Кажется, именно там, в госпиталях, я начал терять веру. А потом ушла Машенька…
– Вы понимаете, Егор Ильич, – Вецкий схватил меня за руку, сжал так, что я сквозь рубашку
Огляделся. Все как обычно, мы стоим во дворике, под дощатым навесом, на котором виднеются горбики слежавшегося снега, а по бокам свисают прозрачные хвосты сосулек, частью сколотых дворником. Сам дворик невелик, слева он упирается в черную стену старого коровника, в котором нынче прачечная и погреба, где хранят картошку, свеклу, капусту. Там же и поленница, и кухня… Покатая крыша, трубы, из которых нет-нет да выкатываются сизоватые, волглые клубы пара.
С другой стороны дворик оканчивается стеной старого монастыря, сложенной из крупного некрасивого камня, заросшего мхом и лишайником, сырого, по зиме блестящего ледяною коркой, а по весне и лету – вечно мокрого, будто взопревшего. Внутри сама больница: два этажа, низкие потолки и крохотные оконца, сквозь которые внутрь проникает слабый свет, каморки-кельи, в каковых живут пациенты, общая трапезная, осененная крестом…
– Вот она! Она, посмотрите на нее, сколько ей лет? Пятнадцать?
Двенадцать, ну, может, тринадцать, но выглядит старше, и виной тому не фигура, уже вполне женская, женственно-округлая, а усталость в глазах. И обреченность, и понимание, что жизнь так и пройдет между улицей, комнатами в наем и скрипучей койкой да больницей.
Я не разговаривал с нею, худощавой девочкой-женщиной в сером платке, что кормила птицу, прижимая сито с зерном к круглому, неестественно большому для такого тела животу.
– Кого она родит? Еще одного нищего? Побирушку? Вора? Разбойника? Родит и бросит, благо есть на кого… а сама вернется в ту грязь, из которой выползла, – лихорадочный шепот Вецкого, выпавшая папироса, которую внезапно становится очень и очень жаль – хороший ведь табак, почем зря тратить? – Там вы могли бы спасать тех, кто действительно нужен… важен…
Одноногих, одноруких, одноглазых, негодных к тому, чтобы быть принесенными в жертву Аресу-Марсу. Или других, которые, стоило затянуться ранам, возвращались на поле брани.
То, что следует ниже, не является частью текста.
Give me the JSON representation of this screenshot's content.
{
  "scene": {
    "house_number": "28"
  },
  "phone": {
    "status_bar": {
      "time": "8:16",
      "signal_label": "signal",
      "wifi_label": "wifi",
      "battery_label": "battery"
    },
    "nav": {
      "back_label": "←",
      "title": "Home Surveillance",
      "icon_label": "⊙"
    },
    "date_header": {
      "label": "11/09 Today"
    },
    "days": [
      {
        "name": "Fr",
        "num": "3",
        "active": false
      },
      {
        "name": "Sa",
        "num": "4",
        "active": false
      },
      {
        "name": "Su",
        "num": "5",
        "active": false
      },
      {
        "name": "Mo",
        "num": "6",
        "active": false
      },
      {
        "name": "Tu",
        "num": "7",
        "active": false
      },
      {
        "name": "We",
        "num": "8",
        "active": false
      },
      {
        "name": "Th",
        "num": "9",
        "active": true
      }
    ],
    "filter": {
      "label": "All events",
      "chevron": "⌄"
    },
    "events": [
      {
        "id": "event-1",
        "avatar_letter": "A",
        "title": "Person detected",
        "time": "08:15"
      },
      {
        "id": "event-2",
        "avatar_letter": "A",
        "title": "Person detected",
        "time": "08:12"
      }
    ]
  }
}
Нет, не прав Вецкий, именно там, в полевом госпитале, я пришел к мысли, что усилия мои бесполезны, более того, именно они помогают функционировать самому механизму войны, продляя агонию, наделяя тех, кому единожды повезло, иллюзией собственной неуязвимости.
А здесь и сейчас я и вправду спасал, что-то менял, кому-то давал надежду.
– А вы, Иннокентий Николаевич, зачем вы здесь? – я задал вопрос, чтобы отвлечься от этого дурного шепота. И взгляд перевел с копошащейся, суетливой птичьей стаи на лицо Вецкого, в глаза его, в кои-то веки не спрятанные за очками.
Нормальные глаза, человечьи, радужка не то светло-голубая, не то серая, темнеющая к краю. На левом плавает желтое пятнышко катаракты, пока крохотное, но грозящее в будущем серьезными проблемами. Вецкий о них знает, Вецкий бережется.